Air pollution would also increase in Europe and North America, but to a much lesser extent than in Asia, due to the effect of mitigation policies that have been in place for over two decades.
Pozzer and his colleagues estimated air quality in 2005, 2010, 2025 and 2050 using an atmospheric chemistry model. “The model uses basic mathematical formulation to predict the meteorology and the chemical composition of the atmosphere,” Pozzer explains. “In practice, it is a software used to forecast – or hindcast, for past years – the status of the atmosphere at specific times.”
The results show that in 2025 and 2050, under the business-as-usual scenario studied, East Asia will be exposed to high levels of pollutants, such as nitrogen dioxide, sulphur dioxide and fine particulate matter (PM2.5). Northern India and the Arabian Gulf region, on the other hand, will suffer a marked increase in ozone levels.

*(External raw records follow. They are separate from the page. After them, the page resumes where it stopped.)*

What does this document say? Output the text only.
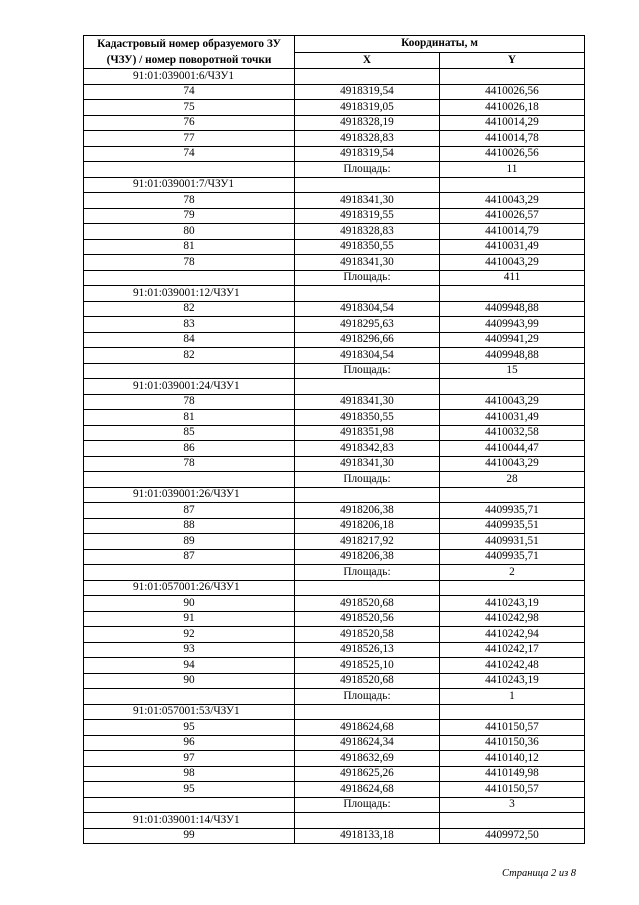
Кадастровый номер образуемого ЗУ
(ЧЗУ) / номер поворотной точки	Координаты, м	
	X	Y
91:01:039001:6/ЧЗУ1		
74	4918319,54	4410026,56
75	4918319,05	4410026,18
76	4918328,19	4410014,29
77	4918328,83	4410014,78
74	4918319,54	4410026,56
	Площадь:	11
91:01:039001:7/ЧЗУ1		
78	4918341,30	4410043,29
79	4918319,55	4410026,57
80	4918328,83	4410014,79
81	4918350,55	4410031,49
78	4918341,30	4410043,29
	Площадь:	411
91:01:039001:12/ЧЗУ1		
82	4918304,54	4409948,88
83	4918295,63	4409943,99
84	4918296,66	4409941,29
82	4918304,54	4409948,88
	Площадь:	15
91:01:039001:24/ЧЗУ1		
78	4918341,30	4410043,29
81	4918350,55	4410031,49
85	4918351,98	4410032,58
86	4918342,83	4410044,47
78	4918341,30	4410043,29
	Площадь:	28
91:01:039001:26/ЧЗУ1		
87	4918206,38	4409935,71
88	4918206,18	4409935,51
89	4918217,92	4409931,51
87	4918206,38	4409935,71
	Площадь:	2
91:01:057001:26/ЧЗУ1		
90	4918520,68	4410243,19
91	4918520,56	4410242,98
92	4918520,58	4410242,94
93	4918526,13	4410242,17
94	4918525,10	4410242,48
90	4918520,68	4410243,19
	Площадь:	1
91:01:057001:53/ЧЗУ1		
95	4918624,68	4410150,57
96	4918624,34	4410150,36
97	4918632,69	4410140,12
98	4918625,26	4410149,98
95	4918624,68	4410150,57
	Площадь:	3
91:01:039001:14/ЧЗУ1		
99	4918133,18	4409972,50
Страница 2 из 8
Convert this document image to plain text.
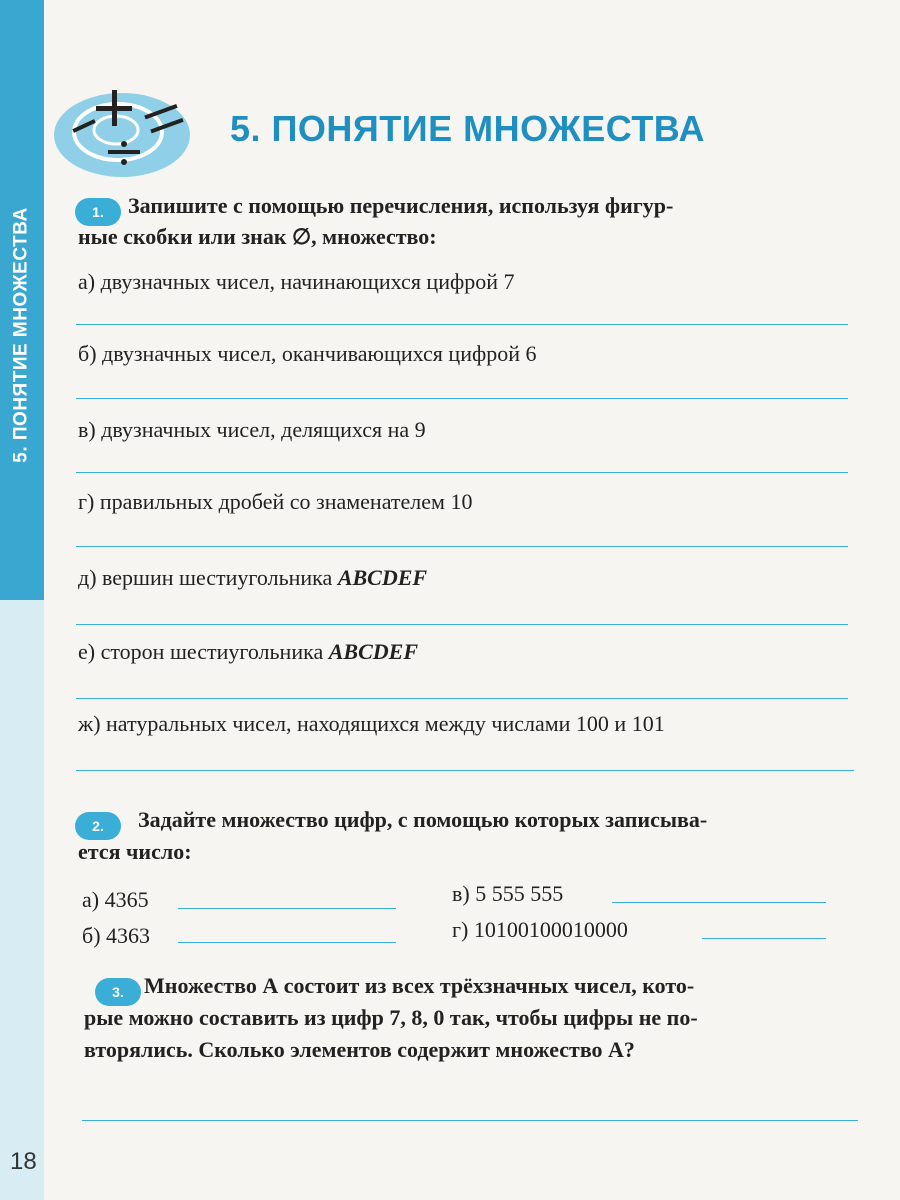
5. ПОНЯТИЕ МНОЖЕСТВА
18
5. ПОНЯТИЕ МНОЖЕСТВА
1.	Запишите с помощью перечисления, используя фигур-
ные скобки или знак ∅, множество:
а) двузначных чисел, начинающихся цифрой 7
б) двузначных чисел, оканчивающихся цифрой 6
в) двузначных чисел, делящихся на 9
г) правильных дробей со знаменателем 10
д) вершин шестиугольника ABCDEF
е) сторон шестиугольника ABCDEF
ж) натуральных чисел, находящихся между числами 100 и 101
2.	Задайте множество цифр, с помощью которых записыва-
ется число:
а) 4365
б) 4363
в) 5 555 555
г) 10100100010000
3. Множество А состоит из всех трёхзначных чисел, кото-
рые можно составить из цифр 7, 8, 0 так, чтобы цифры не по-
вторялись. Сколько элементов содержит множество А?
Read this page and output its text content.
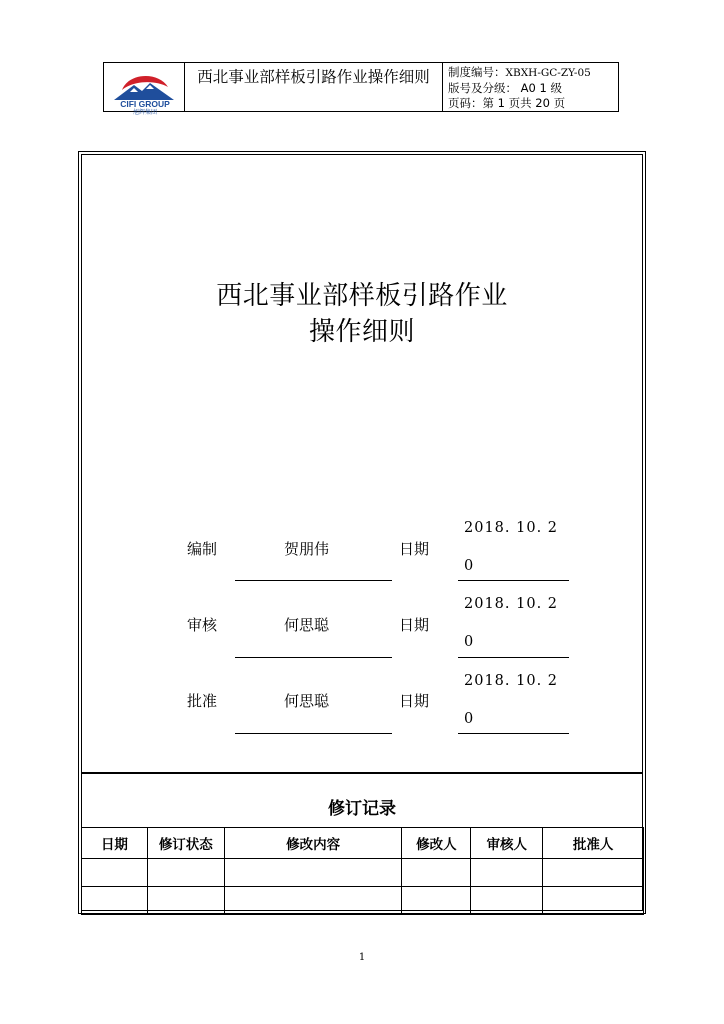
CIFI GROUP
旭辉集团
西北事业部样板引路作业操作细则	制度编号：XBXH-GC-ZY-05
版号及分级： A0 1 级
页码：第 1 页共 20 页
西北事业部样板引路作业
操作细则
编制	贺朋伟	日期
2018. 10. 2
0
审核	何思聪	日期
2018. 10. 2
0
批准	何思聪	日期
2018. 10. 2
0
修订记录
日期	修订状态	修改内容	修改人	审核人	批准人

1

The analysis now published is the first to include all five major air pollutants know to negatively impact human health: PM2.5, nitrogen dioxide, sulphur dioxide, ozone, and carbon monoxide. The scientists considered pollutants released through human activity, as well as those occurring naturally such as desert dust, sea spray, or volcanic emissions.
Taking all pollutants into account, eastern China, northern India, the Middle East, and North Africa are projected to have the world’s poorest air quality in the future. In the latter locations this is due to a combination of natural desert dust and man-induced ozone. The effect of anthropogenic pollution emissions are predicted to be most harmful in East and South Asia, where air pollution is projected to triple compared to current levels.
The study aimed to compare the influence of man-made emissions on air quality in different regions, and show how no-further legislation to reduce emissions can result in drastic deterioration of air quality worldwide compared to the present day situation.